Village in Uttar Pradesh, India

Rupaspur is a village in Firozabad block of Firozabad district, Uttar Pradesh. As of 2011, it had a population of 1,621, in 267 households.

== Geography ==
Rupaspur is located a short distance west of Firozabad, to the south of the main line of the Northern Railway.

== Demographics ==
As of 2011, Rupaspur had a population of 1,621, in 267 households. This population was 54.2% male (878) and 45.8% female (743). The 0–6 age group numbered 248 (136 male and 112 female), making up 15.3% of the total population. 605 residents were members of Scheduled Castes, or 37.3% of the total.
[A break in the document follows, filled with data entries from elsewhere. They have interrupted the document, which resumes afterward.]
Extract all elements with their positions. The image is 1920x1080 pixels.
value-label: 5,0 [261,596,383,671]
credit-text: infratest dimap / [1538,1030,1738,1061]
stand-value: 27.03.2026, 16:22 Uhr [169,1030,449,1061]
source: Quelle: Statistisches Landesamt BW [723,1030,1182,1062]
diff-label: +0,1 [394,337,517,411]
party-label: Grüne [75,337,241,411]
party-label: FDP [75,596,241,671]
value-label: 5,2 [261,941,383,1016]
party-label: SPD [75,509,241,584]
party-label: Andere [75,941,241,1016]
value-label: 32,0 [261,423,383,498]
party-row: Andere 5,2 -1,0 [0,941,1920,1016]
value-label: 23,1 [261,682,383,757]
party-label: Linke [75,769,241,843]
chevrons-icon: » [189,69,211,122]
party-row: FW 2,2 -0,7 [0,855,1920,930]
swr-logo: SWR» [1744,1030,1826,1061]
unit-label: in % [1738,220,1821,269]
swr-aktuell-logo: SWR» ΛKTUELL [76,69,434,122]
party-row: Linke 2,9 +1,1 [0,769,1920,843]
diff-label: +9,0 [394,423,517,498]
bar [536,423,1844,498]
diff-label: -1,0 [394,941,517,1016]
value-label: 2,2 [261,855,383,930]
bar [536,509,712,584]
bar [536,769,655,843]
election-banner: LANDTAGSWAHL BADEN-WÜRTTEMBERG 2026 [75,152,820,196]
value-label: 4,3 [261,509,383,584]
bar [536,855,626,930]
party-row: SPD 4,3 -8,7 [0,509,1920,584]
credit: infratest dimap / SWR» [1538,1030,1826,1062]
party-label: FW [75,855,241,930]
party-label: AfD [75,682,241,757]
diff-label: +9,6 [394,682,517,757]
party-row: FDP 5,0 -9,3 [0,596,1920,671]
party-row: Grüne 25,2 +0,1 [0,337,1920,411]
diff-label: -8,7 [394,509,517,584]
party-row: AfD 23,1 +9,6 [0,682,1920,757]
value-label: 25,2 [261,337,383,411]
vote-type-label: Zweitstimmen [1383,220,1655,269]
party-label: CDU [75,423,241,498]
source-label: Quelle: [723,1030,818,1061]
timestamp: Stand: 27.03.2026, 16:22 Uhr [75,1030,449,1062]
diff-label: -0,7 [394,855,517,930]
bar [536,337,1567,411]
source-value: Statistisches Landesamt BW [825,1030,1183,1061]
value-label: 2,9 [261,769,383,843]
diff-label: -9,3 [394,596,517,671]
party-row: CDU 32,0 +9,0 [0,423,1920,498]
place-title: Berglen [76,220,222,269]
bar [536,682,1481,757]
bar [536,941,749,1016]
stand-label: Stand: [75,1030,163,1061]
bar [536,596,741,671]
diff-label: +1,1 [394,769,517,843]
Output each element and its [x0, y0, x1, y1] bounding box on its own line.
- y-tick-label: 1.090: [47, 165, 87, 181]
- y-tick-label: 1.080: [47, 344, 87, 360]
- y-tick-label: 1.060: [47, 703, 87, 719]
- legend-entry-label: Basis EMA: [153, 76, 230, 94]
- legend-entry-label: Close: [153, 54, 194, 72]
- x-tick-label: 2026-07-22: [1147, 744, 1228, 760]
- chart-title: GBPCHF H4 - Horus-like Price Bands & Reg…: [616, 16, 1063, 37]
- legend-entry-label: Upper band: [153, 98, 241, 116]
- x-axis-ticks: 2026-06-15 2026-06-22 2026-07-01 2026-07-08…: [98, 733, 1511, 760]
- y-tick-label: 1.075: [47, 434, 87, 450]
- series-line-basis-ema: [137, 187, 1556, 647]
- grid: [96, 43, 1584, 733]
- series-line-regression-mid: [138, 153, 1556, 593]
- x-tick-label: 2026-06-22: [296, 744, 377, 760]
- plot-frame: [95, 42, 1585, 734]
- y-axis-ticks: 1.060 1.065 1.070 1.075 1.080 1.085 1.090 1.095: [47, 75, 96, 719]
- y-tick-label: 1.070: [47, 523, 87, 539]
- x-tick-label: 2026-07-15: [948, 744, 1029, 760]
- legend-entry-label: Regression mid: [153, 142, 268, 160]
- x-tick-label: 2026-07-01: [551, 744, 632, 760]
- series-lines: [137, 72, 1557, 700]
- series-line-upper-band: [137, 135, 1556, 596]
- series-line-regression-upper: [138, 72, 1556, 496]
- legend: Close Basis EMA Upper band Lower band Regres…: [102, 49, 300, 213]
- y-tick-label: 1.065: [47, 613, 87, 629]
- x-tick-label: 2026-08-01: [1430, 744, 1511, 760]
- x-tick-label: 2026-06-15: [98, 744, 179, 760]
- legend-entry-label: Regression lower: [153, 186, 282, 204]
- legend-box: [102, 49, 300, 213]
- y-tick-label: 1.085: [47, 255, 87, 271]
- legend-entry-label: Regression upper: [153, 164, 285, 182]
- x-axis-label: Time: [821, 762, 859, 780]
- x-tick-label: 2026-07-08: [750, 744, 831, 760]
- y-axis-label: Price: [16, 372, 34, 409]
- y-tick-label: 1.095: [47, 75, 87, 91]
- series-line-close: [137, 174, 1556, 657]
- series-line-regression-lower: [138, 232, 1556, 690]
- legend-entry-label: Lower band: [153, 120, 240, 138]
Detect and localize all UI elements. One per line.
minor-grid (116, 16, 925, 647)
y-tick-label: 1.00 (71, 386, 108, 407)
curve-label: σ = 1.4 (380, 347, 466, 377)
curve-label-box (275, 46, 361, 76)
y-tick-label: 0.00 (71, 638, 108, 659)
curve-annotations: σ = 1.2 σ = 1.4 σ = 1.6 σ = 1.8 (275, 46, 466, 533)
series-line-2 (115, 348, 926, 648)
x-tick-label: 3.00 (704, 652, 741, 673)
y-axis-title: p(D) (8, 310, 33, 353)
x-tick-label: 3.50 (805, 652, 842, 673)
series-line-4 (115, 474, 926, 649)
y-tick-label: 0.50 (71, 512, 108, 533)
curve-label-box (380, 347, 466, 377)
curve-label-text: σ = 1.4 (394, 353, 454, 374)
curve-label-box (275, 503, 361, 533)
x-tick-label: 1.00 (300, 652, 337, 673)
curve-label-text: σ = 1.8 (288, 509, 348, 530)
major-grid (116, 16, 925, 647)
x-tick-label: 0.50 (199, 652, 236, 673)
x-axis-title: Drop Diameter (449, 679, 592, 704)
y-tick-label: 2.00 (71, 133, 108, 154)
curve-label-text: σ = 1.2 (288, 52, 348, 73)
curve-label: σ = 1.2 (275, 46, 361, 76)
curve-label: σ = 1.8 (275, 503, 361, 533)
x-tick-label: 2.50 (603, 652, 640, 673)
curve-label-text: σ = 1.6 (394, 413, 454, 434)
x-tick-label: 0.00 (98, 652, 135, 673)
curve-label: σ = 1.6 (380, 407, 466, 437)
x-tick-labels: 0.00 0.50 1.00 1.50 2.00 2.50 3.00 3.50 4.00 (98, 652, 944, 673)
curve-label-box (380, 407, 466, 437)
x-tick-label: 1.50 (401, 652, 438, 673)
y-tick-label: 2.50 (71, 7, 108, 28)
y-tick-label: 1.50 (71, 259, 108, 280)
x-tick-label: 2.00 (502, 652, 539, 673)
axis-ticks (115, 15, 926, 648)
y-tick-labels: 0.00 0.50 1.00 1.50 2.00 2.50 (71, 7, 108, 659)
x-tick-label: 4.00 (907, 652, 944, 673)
The 1981 census recorded Rupaspur as having a population of 584 people (326 male and 258 female), in 89 households and 89 physical houses.

The 1961 census recorded Rupaspur as comprising 2 hamlets, with a total population of 652 people (356 male and 296 female), in 101 households and 75 physical houses. The area of the village was given as 301 acres.

== Infrastructure ==
As of 2011, Rupaspur had 1 primary school; it did not have any healthcare facilities. Drinking water was provided by hand pump; there were no public toilets. The village had a public library but no post office; there was at least some access to electricity for all purposes. Streets were made of both kachcha and pakka materials.